Wilson's own view was that federal segregation was an act of kindness. In historian Friedman's paraphrase, "Off by themselves with only a white supervisor, blacks would not be forced out of their jobs by energetic white employees."
Indeed, Wilson said as much to those appalled blacks who protested his actions. He told one unhappy black delegation that "segregation is not a humiliation but a benefit, and ought to be so regarded by you gentlemen." When the startled journalist William Monroe Trotter objected, Wilson essentially threw him out of the White House. "Your manner offends me," Wilson told him.
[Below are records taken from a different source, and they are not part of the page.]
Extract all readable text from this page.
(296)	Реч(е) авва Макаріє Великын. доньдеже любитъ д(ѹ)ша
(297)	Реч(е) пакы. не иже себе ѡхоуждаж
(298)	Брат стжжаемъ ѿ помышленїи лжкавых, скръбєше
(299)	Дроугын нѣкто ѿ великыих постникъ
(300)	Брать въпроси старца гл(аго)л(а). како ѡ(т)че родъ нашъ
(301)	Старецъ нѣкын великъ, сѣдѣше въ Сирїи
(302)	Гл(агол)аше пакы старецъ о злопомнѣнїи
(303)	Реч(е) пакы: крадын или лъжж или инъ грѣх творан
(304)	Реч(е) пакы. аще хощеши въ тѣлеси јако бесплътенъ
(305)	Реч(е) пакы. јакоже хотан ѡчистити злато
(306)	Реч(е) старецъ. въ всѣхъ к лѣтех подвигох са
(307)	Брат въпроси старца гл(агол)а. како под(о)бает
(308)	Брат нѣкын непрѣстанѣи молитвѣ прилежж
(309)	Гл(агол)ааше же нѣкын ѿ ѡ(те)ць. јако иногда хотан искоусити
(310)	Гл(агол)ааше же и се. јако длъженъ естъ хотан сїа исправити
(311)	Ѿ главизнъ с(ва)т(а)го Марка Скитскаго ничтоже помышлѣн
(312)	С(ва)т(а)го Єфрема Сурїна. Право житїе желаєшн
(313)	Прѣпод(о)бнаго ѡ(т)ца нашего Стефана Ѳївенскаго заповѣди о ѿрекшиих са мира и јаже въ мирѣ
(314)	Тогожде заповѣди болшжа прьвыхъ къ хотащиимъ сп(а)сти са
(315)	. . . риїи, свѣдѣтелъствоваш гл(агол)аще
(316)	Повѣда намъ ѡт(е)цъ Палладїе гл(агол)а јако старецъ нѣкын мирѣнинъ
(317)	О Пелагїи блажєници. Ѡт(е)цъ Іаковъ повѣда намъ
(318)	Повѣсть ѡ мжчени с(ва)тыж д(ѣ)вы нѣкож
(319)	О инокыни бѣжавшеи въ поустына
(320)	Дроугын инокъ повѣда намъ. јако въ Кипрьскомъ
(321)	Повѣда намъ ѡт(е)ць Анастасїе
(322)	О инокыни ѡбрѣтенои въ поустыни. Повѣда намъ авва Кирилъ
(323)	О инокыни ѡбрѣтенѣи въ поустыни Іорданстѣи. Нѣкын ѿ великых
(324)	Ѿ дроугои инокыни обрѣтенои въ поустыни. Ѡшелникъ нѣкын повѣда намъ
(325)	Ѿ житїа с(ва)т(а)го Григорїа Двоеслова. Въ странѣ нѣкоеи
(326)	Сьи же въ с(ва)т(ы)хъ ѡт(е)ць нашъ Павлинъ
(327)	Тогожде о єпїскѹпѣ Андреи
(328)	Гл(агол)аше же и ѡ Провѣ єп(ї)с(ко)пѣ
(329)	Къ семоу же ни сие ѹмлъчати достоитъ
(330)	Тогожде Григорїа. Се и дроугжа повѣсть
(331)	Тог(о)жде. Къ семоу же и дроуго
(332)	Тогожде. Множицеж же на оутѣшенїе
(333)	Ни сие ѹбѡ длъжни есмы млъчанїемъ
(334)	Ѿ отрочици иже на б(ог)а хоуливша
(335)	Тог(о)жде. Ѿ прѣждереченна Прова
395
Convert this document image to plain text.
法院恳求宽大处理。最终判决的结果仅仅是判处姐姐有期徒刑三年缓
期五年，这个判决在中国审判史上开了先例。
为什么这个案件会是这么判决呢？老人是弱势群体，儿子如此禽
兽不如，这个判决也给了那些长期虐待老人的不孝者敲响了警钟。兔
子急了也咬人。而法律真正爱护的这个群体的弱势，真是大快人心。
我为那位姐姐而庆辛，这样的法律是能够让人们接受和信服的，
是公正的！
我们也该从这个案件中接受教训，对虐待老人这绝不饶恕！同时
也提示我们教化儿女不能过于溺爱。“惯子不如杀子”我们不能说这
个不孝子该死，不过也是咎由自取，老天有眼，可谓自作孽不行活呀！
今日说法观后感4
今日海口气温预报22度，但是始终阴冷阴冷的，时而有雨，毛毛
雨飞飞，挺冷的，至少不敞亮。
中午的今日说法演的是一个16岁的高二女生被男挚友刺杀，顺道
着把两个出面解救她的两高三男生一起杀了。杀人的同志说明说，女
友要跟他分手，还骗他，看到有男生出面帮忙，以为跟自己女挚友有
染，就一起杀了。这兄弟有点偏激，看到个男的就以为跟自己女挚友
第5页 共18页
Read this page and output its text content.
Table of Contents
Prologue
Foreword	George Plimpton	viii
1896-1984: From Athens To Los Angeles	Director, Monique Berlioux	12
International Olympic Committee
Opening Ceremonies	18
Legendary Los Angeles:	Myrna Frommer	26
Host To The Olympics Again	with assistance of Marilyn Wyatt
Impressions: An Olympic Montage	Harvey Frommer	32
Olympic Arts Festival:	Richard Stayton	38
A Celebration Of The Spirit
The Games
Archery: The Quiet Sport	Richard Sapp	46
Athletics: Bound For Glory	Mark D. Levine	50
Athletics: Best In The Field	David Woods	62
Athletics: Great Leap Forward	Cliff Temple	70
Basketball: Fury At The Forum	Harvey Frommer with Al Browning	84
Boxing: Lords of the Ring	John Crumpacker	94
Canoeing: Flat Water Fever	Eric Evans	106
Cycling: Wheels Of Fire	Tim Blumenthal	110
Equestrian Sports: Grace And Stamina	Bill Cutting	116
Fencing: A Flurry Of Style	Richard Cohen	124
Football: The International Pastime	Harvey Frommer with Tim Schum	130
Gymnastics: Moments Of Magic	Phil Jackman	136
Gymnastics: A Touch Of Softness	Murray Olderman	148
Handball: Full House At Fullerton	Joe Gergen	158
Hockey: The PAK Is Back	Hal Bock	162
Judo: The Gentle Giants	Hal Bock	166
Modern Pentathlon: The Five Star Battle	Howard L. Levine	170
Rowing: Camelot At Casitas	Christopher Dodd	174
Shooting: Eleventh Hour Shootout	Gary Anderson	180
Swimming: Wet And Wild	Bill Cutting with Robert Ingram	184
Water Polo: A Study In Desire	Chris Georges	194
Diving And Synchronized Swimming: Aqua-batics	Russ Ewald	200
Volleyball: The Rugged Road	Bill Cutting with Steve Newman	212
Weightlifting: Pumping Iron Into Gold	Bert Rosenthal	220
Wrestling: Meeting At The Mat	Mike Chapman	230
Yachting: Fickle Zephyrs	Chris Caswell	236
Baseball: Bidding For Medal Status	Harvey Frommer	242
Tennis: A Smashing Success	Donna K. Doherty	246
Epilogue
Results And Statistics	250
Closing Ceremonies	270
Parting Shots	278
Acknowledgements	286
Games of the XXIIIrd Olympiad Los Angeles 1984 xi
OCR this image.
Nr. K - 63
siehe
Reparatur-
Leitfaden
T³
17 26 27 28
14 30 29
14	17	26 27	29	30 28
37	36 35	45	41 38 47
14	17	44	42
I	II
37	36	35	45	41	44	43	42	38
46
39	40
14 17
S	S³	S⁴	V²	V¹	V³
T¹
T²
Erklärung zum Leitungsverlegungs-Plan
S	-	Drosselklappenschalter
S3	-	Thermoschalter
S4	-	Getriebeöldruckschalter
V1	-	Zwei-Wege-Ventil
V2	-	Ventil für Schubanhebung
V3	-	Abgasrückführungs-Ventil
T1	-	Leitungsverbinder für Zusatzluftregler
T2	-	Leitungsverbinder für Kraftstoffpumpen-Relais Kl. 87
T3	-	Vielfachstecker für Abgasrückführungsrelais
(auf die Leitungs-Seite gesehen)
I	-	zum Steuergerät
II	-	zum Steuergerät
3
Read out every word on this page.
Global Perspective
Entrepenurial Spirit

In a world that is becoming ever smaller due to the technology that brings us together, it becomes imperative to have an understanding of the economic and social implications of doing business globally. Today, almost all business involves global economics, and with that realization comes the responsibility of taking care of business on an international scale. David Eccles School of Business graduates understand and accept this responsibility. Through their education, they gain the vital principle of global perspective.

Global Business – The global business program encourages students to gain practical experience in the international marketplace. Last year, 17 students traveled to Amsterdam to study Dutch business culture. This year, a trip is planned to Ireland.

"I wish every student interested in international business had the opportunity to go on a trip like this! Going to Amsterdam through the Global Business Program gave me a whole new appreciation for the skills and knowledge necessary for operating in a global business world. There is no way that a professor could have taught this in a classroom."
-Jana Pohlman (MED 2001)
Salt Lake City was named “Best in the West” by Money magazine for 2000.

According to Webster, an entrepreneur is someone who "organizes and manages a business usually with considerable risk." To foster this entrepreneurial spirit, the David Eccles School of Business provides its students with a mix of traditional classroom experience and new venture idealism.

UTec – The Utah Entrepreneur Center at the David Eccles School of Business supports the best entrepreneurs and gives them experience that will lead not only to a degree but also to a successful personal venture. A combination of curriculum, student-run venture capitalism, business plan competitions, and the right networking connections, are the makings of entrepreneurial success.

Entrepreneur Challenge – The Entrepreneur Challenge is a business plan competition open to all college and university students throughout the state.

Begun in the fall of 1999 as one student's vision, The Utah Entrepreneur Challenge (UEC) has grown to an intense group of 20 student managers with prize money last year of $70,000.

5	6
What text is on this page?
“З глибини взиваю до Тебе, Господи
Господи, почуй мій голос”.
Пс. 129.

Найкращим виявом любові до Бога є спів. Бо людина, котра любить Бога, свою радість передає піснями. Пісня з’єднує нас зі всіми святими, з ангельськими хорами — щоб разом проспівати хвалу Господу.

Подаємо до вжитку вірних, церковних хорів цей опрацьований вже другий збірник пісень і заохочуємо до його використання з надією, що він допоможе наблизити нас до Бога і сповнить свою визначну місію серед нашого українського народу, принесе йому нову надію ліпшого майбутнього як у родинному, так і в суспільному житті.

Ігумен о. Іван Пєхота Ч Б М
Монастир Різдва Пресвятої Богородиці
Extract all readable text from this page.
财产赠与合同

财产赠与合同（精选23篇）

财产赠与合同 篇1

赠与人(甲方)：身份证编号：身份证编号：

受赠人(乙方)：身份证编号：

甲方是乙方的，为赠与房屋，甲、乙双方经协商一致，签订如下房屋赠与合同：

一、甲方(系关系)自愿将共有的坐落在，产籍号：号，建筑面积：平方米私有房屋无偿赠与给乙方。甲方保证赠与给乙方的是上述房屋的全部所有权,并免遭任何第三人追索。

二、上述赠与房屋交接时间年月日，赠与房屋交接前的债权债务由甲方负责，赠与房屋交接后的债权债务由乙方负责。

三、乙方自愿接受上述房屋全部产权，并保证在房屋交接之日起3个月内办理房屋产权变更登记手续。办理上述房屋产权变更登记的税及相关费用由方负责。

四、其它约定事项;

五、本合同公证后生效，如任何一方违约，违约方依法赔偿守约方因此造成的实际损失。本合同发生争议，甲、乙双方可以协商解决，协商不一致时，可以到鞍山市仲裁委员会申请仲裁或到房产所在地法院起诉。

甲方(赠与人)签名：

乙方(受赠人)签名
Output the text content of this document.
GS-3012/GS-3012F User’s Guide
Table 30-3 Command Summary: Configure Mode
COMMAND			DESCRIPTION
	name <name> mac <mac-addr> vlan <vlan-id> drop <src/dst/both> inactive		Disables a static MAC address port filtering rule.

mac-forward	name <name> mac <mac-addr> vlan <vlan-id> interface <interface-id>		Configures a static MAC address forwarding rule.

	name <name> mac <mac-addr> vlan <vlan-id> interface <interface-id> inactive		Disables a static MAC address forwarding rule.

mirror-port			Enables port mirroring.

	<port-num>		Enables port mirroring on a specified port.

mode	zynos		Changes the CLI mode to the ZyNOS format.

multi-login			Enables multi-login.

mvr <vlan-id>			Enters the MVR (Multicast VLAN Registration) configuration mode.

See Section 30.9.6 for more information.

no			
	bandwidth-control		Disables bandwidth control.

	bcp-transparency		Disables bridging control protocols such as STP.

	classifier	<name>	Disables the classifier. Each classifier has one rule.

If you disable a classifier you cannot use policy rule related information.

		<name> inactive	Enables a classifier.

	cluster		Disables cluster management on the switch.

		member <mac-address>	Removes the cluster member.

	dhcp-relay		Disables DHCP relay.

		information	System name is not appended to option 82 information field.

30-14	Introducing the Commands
Blacks all over the country complained angrily about the administration—Wilson had actually courted the black vote in the 1912 campaign, and they felt betrayed. The president was unmoved. "If the colored people made a mistake in voting for me," he told The New York Times in 1914, "they ought to correct it."
Wilson appears to have perceived his presidency as an opportunity to correct history, and to restore whites like himself to unambiguous supremacy. (He thought uneducated whites should be disenfranchised.) That is apparently the reason he embraced the poisonous message of D.W. Griffith's 1915 film The Birth of a Nation; it offered a congenially racist narrative.
Griffith's notorious film portrays the overthrow of debasing black rule in the Reconstructionist South through the rise of the Ku Klux Klan. The film's black characters (many of them white actors in blackface) are either servile or savages; Klan members are represented as both heroic and romantic. The movie was based primarily on Thomas Dixon's 1905 novel, The Clansman; not only was Dixon a personal friend of Wilson's, but he had been pushing for a Wilson presidency for years, and Wilson regarded himself as being in Dixon's debt.
Wilson discharged that debt by helping Dixon and Griffith overcome the protests building against their movie. He arranged for publicized screenings for his cabinet and for Congress (the Supreme Court also had a screening), and most important, he gave Dixon and Griffith an endorsement they could exploit. "It is like writing history with lightning," Wilson said of this KKK celebration, "and my only regret is that it is all so terribly true."
Wilson's support was an important factor in defusing the movement against the film; indeed, Birth of a Nation went on to help spark a major Klan revival. The first half of Wilson's endorsement is still affixed to prints of the film that are screened for film students studying Griffith's advances in editing.
Obviously, Southern hopes that Wilson could force blacks into servility were delusional. Nevertheless, Wilson's Jim Crow presidency remained an available model for segregationists and supremacists who came later. Thurmond and his fellow Dixiecrats didn't necessarily require a model of triumphalist racism, but in Wilson they had one.
The Lott affair was widely treated as if its origins lay in 1948. They didn't. The past isn't dead, said Mississippian William Faulkner. "It's not even the past." He might have added that the past with which we grapple is often not even the real past.